BRENNA D. ARGALL
LEARNING ROBOT MOTION CONTROL
Motion control is fundamental to many robotics applications, and is known to be a difficult problem. Execution in real world environments is confounded by noisy sensors, approximate world models and action execution uncertainty. There are many contributing factors to behavior execution that are potential targets for improvement, for example improved hardware to provide more precise sensor readings or more accurate action executions. My research targets the improvement of action selection paradigms; specifically, the development of more robust control policies, or mappings from world observations to robot actions.
Policy development remains a core challenge within robotics, and typically requires high level of effort and expertise. These requirements restrict both the volume and variety of developed robot behaviors, and I believe thus also the growth of the field of robotics as a whole. From the standpoint of the robotics-expert, the effort required limits the number of developed behaviors, as much time is devoted to details such as parameter tuning. From the standpoint of those who are not robotics-experts, behavior development is entirely unaccessible. By limiting the development of robot behaviors to experts, I believe that we limit the growth of the field with respect to both volume (fewer people developing behaviors) and direction (development from the viewpoints of engineers only).
The presence of robots outside of laboratory is becoming ever the more common, from recreational robots in the home to exploration rovers in space, and the number of potential application domains for robots is unbounded. As familiarity with robots outside of the lab becomes more prevalent, it is expected that their operators will include those who are not robotics experts, thus presenting a demand for more accessible policy development techniques. Furthermore, outside of laboratory or industrial settings, typically the complexity of the operational environment increases, making policy development often intractable using classical techniques like hand-modeling world dynamics, since many of the difficulties associated with policy development scale with robot and domain complexity.
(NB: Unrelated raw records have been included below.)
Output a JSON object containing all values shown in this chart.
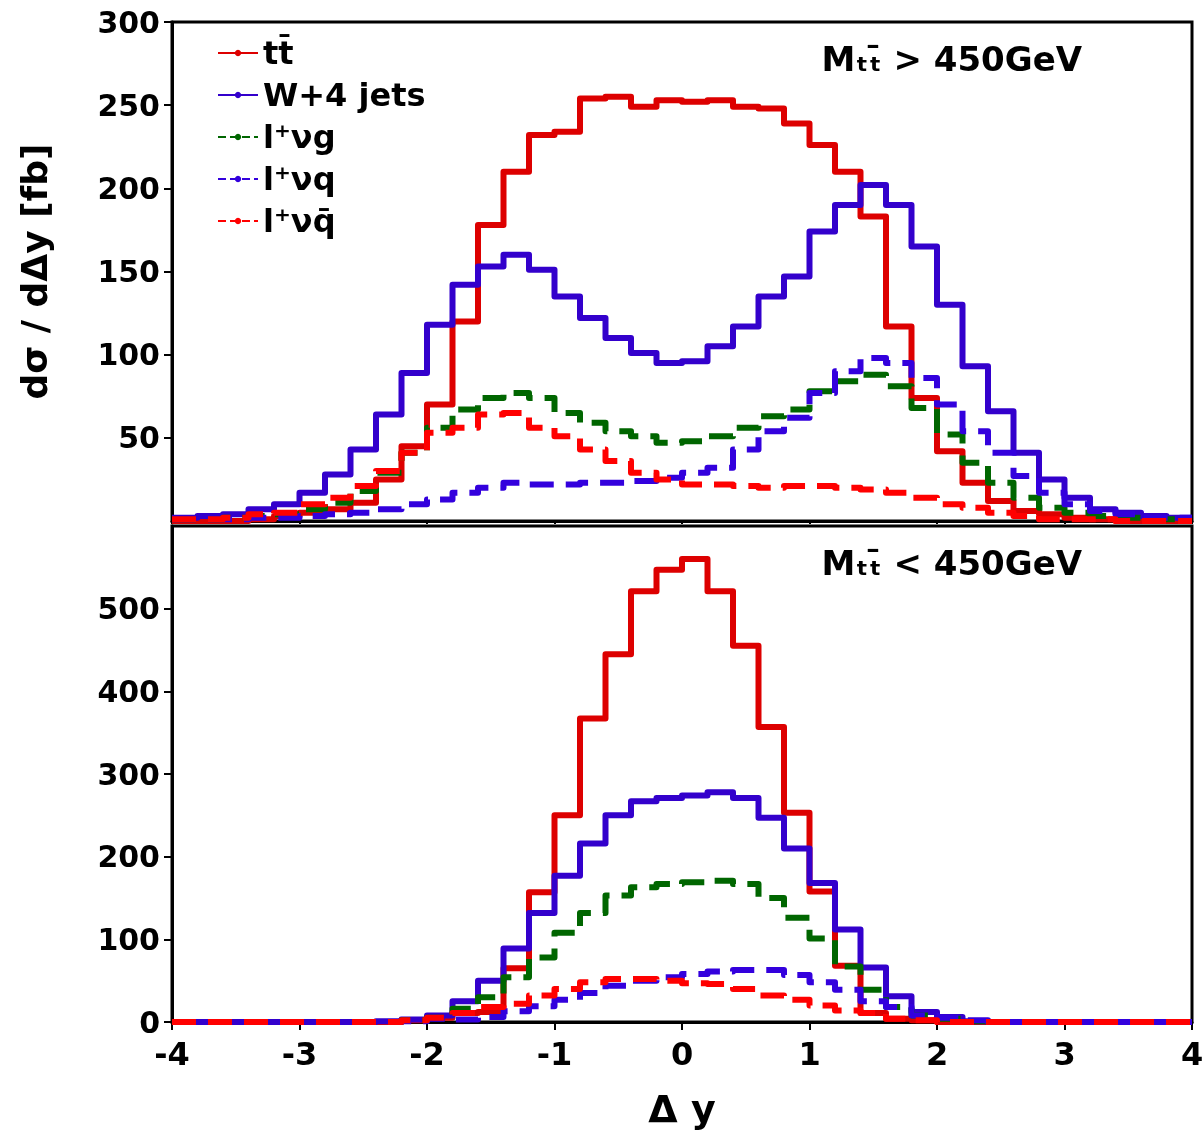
{
  "chart_data": [
    {
      "type": "histogram",
      "ylabel": "dσ / dΔy [fb]",
      "annotations": [
        "Mₜₜ̄ > 450GeV"
      ],
      "legend": "top left",
      "marker": "none",
      "grid": false,
      "tick_labels": "y",
      "xlim": [
        -4,
        4
      ],
      "xticks": [
        -4,
        -3,
        -2,
        -1,
        0,
        1,
        2,
        3,
        4
      ],
      "ylim": [
        0,
        300
      ],
      "yticks": [
        50,
        100,
        150,
        200,
        250,
        300
      ],
      "bins": [
        -4,
        -3.8,
        -3.6,
        -3.4,
        -3.2,
        -3,
        -2.8,
        -2.6,
        -2.4,
        -2.2,
        -2,
        -1.8,
        -1.6,
        -1.4,
        -1.2,
        -1,
        -0.8,
        -0.6,
        -0.4,
        -0.2,
        0,
        0.2,
        0.4,
        0.6,
        0.8,
        1,
        1.2,
        1.4,
        1.6,
        1.8,
        2,
        2.2,
        2.4,
        2.6,
        2.8,
        3,
        3.2,
        3.4,
        3.6,
        3.8,
        4
      ],
      "series": [
        {
          "name": "tt̄",
          "color": "#dd0000",
          "line_style": "solid",
          "values": [
            0,
            0,
            0,
            1,
            3,
            5,
            7,
            11,
            25,
            45,
            70,
            120,
            178,
            210,
            232,
            234,
            254,
            255,
            249,
            253,
            252,
            253,
            249,
            248,
            239,
            226,
            210,
            183,
            117,
            74,
            42,
            23,
            12,
            6,
            4,
            2,
            1,
            0,
            0,
            0
          ]
        },
        {
          "name": "W+4 jets",
          "color": "#3300cc",
          "line_style": "solid",
          "values": [
            2,
            3,
            4,
            7,
            10,
            17,
            28,
            43,
            64,
            89,
            118,
            142,
            153,
            160,
            151,
            135,
            122,
            110,
            101,
            95,
            96,
            105,
            117,
            135,
            147,
            174,
            190,
            202,
            190,
            165,
            130,
            93,
            66,
            41,
            25,
            14,
            7,
            5,
            3,
            2
          ]
        },
        {
          "name": "l⁺νg",
          "color": "#006600",
          "line_style": "dashed",
          "values": [
            1,
            1,
            2,
            3,
            4,
            7,
            11,
            18,
            29,
            41,
            56,
            67,
            74,
            77,
            74,
            65,
            59,
            54,
            51,
            47,
            48,
            51,
            56,
            63,
            67,
            78,
            84,
            88,
            81,
            68,
            52,
            35,
            23,
            14,
            8,
            5,
            3,
            2,
            1,
            1
          ]
        },
        {
          "name": "l⁺νq",
          "color": "#3300dd",
          "line_style": "dashed",
          "values": [
            1,
            1,
            1,
            2,
            2,
            3,
            4,
            5,
            7,
            10,
            13,
            17,
            20,
            23,
            22,
            22,
            23,
            23,
            24,
            26,
            29,
            32,
            43,
            54,
            62,
            77,
            90,
            98,
            95,
            86,
            70,
            54,
            41,
            27,
            17,
            10,
            6,
            4,
            2,
            2
          ]
        },
        {
          "name": "l⁺νq̄",
          "color": "#ff0000",
          "line_style": "dashed",
          "values": [
            1,
            1,
            2,
            4,
            5,
            10,
            14,
            21,
            30,
            41,
            53,
            56,
            64,
            65,
            56,
            51,
            43,
            36,
            29,
            25,
            22,
            22,
            21,
            20,
            21,
            21,
            20,
            19,
            17,
            14,
            10,
            8,
            5,
            3,
            1,
            1,
            1,
            0,
            0,
            0
          ]
        }
      ]
    },
    {
      "type": "histogram",
      "xlabel": "Δ y",
      "annotations": [
        "Mₜₜ̄ < 450GeV"
      ],
      "marker": "none",
      "grid": false,
      "xlim": [
        -4,
        4
      ],
      "xticks": [
        -4,
        -3,
        -2,
        -1,
        0,
        1,
        2,
        3,
        4
      ],
      "ylim": [
        0,
        600
      ],
      "yticks": [
        0,
        100,
        200,
        300,
        400,
        500
      ],
      "bins": [
        -4,
        -3.8,
        -3.6,
        -3.4,
        -3.2,
        -3,
        -2.8,
        -2.6,
        -2.4,
        -2.2,
        -2,
        -1.8,
        -1.6,
        -1.4,
        -1.2,
        -1,
        -0.8,
        -0.6,
        -0.4,
        -0.2,
        0,
        0.2,
        0.4,
        0.6,
        0.8,
        1,
        1.2,
        1.4,
        1.6,
        1.8,
        2,
        2.2,
        2.4,
        2.6,
        2.8,
        3,
        3.2,
        3.4,
        3.6,
        3.8,
        4
      ],
      "series": [
        {
          "color": "#dd0000",
          "line_style": "solid",
          "values": [
            0,
            0,
            0,
            0,
            0,
            0,
            0,
            0,
            0,
            2,
            5,
            11,
            12,
            65,
            157,
            250,
            367,
            445,
            521,
            547,
            560,
            521,
            455,
            357,
            253,
            158,
            68,
            11,
            4,
            2,
            0,
            0,
            0,
            0,
            0,
            0,
            0,
            0,
            0,
            0
          ]
        },
        {
          "color": "#3300cc",
          "line_style": "solid",
          "values": [
            0,
            0,
            0,
            0,
            0,
            0,
            0,
            0,
            1,
            3,
            8,
            25,
            50,
            89,
            132,
            177,
            216,
            250,
            267,
            271,
            274,
            278,
            271,
            247,
            210,
            168,
            112,
            66,
            31,
            12,
            6,
            1,
            0,
            0,
            0,
            0,
            0,
            0,
            0,
            0
          ]
        },
        {
          "color": "#006600",
          "line_style": "dashed",
          "values": [
            0,
            0,
            0,
            0,
            0,
            0,
            0,
            0,
            0,
            2,
            5,
            16,
            30,
            54,
            78,
            108,
            132,
            153,
            163,
            167,
            169,
            171,
            167,
            150,
            126,
            101,
            67,
            39,
            18,
            8,
            4,
            1,
            0,
            0,
            0,
            0,
            0,
            0,
            0,
            0
          ]
        },
        {
          "color": "#3300dd",
          "line_style": "dashed",
          "values": [
            0,
            0,
            0,
            0,
            0,
            0,
            0,
            0,
            0,
            1,
            4,
            3,
            6,
            13,
            19,
            27,
            35,
            44,
            50,
            54,
            58,
            61,
            63,
            63,
            57,
            48,
            39,
            25,
            18,
            8,
            5,
            2,
            0,
            0,
            0,
            0,
            0,
            0,
            0,
            0
          ]
        },
        {
          "color": "#ff0000",
          "line_style": "dashed",
          "values": [
            0,
            0,
            0,
            0,
            0,
            0,
            0,
            0,
            0,
            2,
            5,
            11,
            18,
            22,
            32,
            40,
            48,
            52,
            52,
            50,
            47,
            46,
            40,
            32,
            27,
            20,
            14,
            11,
            4,
            2,
            0,
            0,
            0,
            0,
            0,
            0,
            0,
            0,
            0,
            0
          ]
        }
      ]
    }
  ]
}
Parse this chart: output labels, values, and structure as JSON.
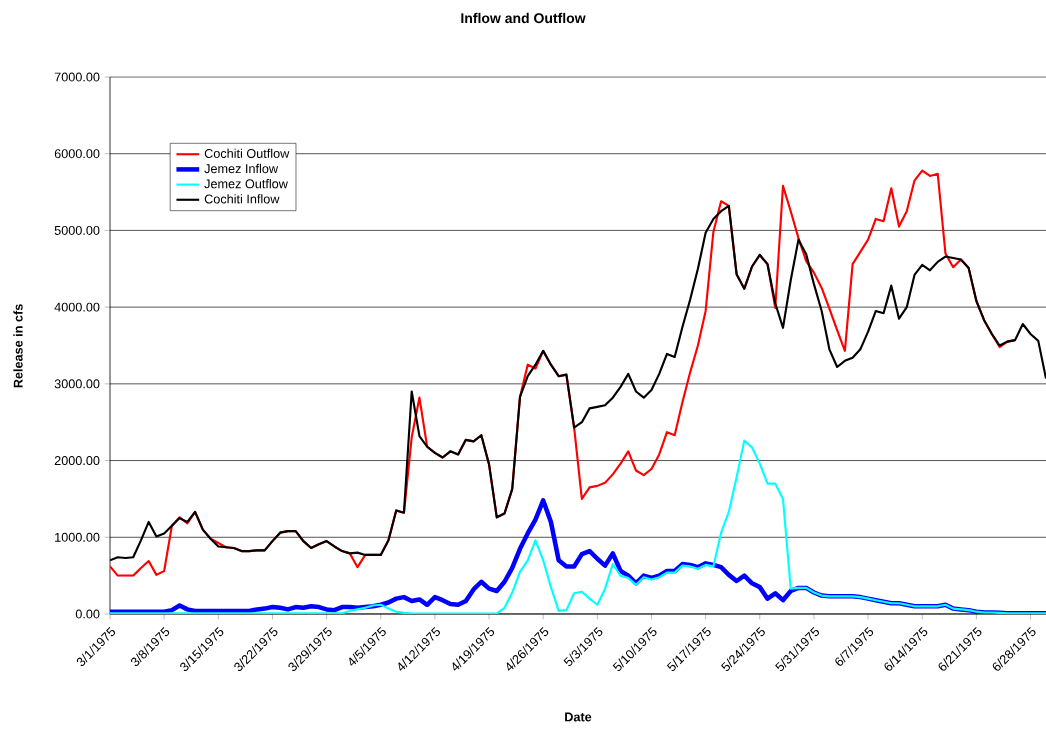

A primary goal of my research is to develop techniques for learning robot motion control policies, that reduce the requirements placed on robotics experts, in order to increase the profusion of robot behaviors and promote robot autonomy. A secondary goal is that these techniques be accessible to non-experts as well. The work of my dissertation and postdoc focused on enriching policy development with human feedback, in particular corrective feedback, that pairs with teacher demonstration and machine learning techniques to develop robot motion control policies. This approach takes inspiration from enabling humans to teach robots as they teach other humans, to better facilitate knowledge transfer from human to robot and thus also the exploitation of human knowledge and task expertise.